Indeed, Filipinos want tangible results with a clear impact on their lives, whether this implies more jobs or improved education standards. A focus on boosting education standards and on targeting domestic consumption should be at the forefront of the political agenda for years to come. This needs to be properly planned, with ample budget allocated solely for the purpose of classroom learning and strengthening domestic industries and small and medium enterprises (SMEs). At this junction of his presidency, PNoy is passable or “pasang-awa” as both a statement president and a politician. Perhaps if PNoy had set the foundation for his administration when he was still a senator and congressman, the policy implementations of his current administration would have been more effective and reinforced.
Ultimately, the acronyms and platitudes of his wang-wang and trademark anti-corruption campaigns can only fill the people’s stomach with hot air, as many economic iniquities and social injustices remain. Aquino’s Oplan Bayanihan anti-insurgency campaign has seen over 90 government critics and activists murdered. Many suspects in these extrajudicial killings and media suppressions have been identified as elements of the country’s national police forces, which underlies greater administrative problems. The ratification of new policies allowing mining companies to create and operate private militias, places indigenous communities and the environment at even greater risk. Philippine society is still governed by the principle of skewed percentages, where 1% gets 99% and the 99% get 1%.

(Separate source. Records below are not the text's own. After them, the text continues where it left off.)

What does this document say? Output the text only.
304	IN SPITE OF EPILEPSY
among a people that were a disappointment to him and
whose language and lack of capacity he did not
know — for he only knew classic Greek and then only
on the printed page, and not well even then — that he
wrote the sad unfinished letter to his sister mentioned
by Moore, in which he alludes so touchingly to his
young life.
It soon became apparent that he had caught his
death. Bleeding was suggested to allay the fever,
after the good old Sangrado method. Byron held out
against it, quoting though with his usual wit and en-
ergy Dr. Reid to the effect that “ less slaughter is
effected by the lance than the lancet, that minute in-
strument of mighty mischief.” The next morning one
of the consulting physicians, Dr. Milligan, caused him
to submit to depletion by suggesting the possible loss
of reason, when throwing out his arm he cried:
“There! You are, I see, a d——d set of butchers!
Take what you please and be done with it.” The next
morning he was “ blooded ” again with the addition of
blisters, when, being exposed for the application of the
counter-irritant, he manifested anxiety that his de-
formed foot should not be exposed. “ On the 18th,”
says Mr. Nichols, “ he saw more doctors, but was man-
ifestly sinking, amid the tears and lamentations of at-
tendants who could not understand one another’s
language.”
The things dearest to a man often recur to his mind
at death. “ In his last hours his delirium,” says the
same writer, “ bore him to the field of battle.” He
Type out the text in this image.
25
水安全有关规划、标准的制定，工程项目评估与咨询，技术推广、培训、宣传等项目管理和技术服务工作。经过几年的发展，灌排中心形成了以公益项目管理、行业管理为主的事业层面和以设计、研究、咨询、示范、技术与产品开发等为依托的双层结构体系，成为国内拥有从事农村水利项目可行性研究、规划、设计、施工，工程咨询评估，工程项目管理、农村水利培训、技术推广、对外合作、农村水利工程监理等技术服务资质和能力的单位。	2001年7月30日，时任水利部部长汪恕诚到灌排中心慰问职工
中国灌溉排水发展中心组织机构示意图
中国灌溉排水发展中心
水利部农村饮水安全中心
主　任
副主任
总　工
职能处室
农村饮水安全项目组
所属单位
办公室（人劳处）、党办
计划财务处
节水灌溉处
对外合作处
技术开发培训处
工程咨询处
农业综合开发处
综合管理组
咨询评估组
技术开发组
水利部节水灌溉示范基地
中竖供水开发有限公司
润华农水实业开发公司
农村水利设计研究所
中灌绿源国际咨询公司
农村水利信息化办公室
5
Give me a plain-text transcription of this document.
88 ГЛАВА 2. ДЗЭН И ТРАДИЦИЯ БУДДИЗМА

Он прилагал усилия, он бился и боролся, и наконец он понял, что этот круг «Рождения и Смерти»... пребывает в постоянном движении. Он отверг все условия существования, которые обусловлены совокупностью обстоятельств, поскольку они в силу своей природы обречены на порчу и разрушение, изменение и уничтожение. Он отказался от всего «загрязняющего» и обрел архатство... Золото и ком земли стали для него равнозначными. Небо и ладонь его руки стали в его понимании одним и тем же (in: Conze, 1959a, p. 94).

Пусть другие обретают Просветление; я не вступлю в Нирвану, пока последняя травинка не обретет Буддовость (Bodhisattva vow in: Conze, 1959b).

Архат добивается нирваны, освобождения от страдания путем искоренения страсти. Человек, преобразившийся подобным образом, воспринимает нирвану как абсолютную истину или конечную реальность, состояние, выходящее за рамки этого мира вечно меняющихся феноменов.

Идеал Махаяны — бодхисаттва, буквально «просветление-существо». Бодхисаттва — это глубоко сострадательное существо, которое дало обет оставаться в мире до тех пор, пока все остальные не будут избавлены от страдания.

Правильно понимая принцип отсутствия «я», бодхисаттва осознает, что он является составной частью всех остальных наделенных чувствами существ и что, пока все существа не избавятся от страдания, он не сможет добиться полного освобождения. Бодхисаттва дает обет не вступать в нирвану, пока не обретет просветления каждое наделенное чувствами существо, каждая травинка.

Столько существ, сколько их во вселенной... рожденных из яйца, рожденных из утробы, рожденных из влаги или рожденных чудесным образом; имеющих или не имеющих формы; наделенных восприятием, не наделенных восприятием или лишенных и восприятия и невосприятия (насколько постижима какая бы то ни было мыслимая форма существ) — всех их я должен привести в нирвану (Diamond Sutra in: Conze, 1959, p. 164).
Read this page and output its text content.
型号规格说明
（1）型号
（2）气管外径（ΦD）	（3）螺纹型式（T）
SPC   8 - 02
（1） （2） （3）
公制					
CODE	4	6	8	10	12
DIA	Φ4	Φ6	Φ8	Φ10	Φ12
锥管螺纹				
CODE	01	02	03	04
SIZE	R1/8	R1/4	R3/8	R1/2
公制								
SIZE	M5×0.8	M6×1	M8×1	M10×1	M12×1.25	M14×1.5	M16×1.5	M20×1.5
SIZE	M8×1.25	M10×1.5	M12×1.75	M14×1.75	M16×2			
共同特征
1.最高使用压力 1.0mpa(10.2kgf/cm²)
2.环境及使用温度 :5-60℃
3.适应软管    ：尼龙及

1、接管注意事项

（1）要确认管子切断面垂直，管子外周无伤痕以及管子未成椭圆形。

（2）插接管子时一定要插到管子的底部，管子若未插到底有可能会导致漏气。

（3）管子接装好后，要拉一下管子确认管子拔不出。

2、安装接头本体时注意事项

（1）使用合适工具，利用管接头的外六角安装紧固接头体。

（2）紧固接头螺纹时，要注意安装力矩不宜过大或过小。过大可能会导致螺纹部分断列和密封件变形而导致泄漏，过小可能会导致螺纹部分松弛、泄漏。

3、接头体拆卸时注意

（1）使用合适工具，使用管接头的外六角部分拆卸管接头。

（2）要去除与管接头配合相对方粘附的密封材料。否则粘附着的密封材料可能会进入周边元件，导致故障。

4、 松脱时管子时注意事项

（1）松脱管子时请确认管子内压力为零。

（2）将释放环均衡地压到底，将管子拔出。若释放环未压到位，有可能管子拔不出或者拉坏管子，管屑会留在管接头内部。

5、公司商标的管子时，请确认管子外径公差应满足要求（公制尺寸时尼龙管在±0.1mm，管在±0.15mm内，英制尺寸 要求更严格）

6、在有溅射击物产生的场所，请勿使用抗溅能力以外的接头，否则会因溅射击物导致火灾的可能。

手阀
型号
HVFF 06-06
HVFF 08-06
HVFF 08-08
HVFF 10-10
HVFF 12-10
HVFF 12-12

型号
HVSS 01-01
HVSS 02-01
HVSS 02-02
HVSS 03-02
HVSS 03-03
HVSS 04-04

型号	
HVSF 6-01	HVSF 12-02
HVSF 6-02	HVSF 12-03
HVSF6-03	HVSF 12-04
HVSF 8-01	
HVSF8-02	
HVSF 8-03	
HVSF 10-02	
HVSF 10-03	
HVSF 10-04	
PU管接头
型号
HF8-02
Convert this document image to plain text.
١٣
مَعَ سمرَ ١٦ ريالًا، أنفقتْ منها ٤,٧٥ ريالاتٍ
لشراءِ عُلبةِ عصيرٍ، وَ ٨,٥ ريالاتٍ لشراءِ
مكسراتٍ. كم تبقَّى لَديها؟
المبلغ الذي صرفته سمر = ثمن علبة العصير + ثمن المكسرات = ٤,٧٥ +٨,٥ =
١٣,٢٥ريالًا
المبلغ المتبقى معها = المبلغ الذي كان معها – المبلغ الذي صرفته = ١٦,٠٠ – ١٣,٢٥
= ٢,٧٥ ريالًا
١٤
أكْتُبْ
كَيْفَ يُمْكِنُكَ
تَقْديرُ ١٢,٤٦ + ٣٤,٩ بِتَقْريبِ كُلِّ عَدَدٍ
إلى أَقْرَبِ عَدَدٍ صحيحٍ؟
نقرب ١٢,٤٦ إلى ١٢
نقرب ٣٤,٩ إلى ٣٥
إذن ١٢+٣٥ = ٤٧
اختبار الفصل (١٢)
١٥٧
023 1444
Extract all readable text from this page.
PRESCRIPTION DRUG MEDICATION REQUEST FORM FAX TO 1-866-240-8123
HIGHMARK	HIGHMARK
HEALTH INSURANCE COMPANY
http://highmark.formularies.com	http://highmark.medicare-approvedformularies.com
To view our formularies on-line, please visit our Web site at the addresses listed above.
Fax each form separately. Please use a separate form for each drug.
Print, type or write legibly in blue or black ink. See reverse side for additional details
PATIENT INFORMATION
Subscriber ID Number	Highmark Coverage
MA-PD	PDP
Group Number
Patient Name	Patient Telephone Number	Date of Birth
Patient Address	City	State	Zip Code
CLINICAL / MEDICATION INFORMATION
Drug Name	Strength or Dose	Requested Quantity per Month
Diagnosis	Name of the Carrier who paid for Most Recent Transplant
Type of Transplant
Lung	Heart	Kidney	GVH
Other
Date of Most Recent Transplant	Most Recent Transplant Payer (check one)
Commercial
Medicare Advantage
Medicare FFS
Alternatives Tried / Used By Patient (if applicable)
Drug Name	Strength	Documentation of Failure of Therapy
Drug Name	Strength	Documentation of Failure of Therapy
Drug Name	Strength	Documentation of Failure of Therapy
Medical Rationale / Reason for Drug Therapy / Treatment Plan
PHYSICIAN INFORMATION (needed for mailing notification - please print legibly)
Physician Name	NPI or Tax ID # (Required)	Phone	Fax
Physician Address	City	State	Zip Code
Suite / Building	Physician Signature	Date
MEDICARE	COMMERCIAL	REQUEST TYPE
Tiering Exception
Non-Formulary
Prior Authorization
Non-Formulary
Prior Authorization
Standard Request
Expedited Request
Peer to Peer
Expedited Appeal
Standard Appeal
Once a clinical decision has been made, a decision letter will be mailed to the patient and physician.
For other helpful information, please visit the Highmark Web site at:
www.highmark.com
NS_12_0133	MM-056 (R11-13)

Litanies of unrealized, sensationalized political promises will only ensure another decade of mediocrity, even as the Philippines develops its socioeconomic and financial infrastructures. While the culture of Philippine government corruption is as deep as it is deplorable and will likely persist throughout President Aquino’s term, there is hope for the future as the foundations for honest, measurable and accountable politics are set. The image of the Philippines can only improve as better socioeconomic conditions empower people to be more proactive, becoming part of the overall accountability and transparency mechanism. It is also true that inherent limitations exist within the political and international fabric of policy-making and implementation, but from a domestic standpoint. PNoy’s crusade against corruption and cronyism should go hand-in-hand with breakthrough policy implementation — the fight to abolish the pork barrel is a promising first step.
Only by implementing policies informed by realpolitik that appropriately identify and then systematically address pertinent problems, can PNoy build his legacy on the basis of clear results that ameliorate the perceptions and conditions of Philippine society — the mark of a true changemaker president.
The views expressed in this article are the author's own and do not necessarily reflect Fair Observer’s editorial policy.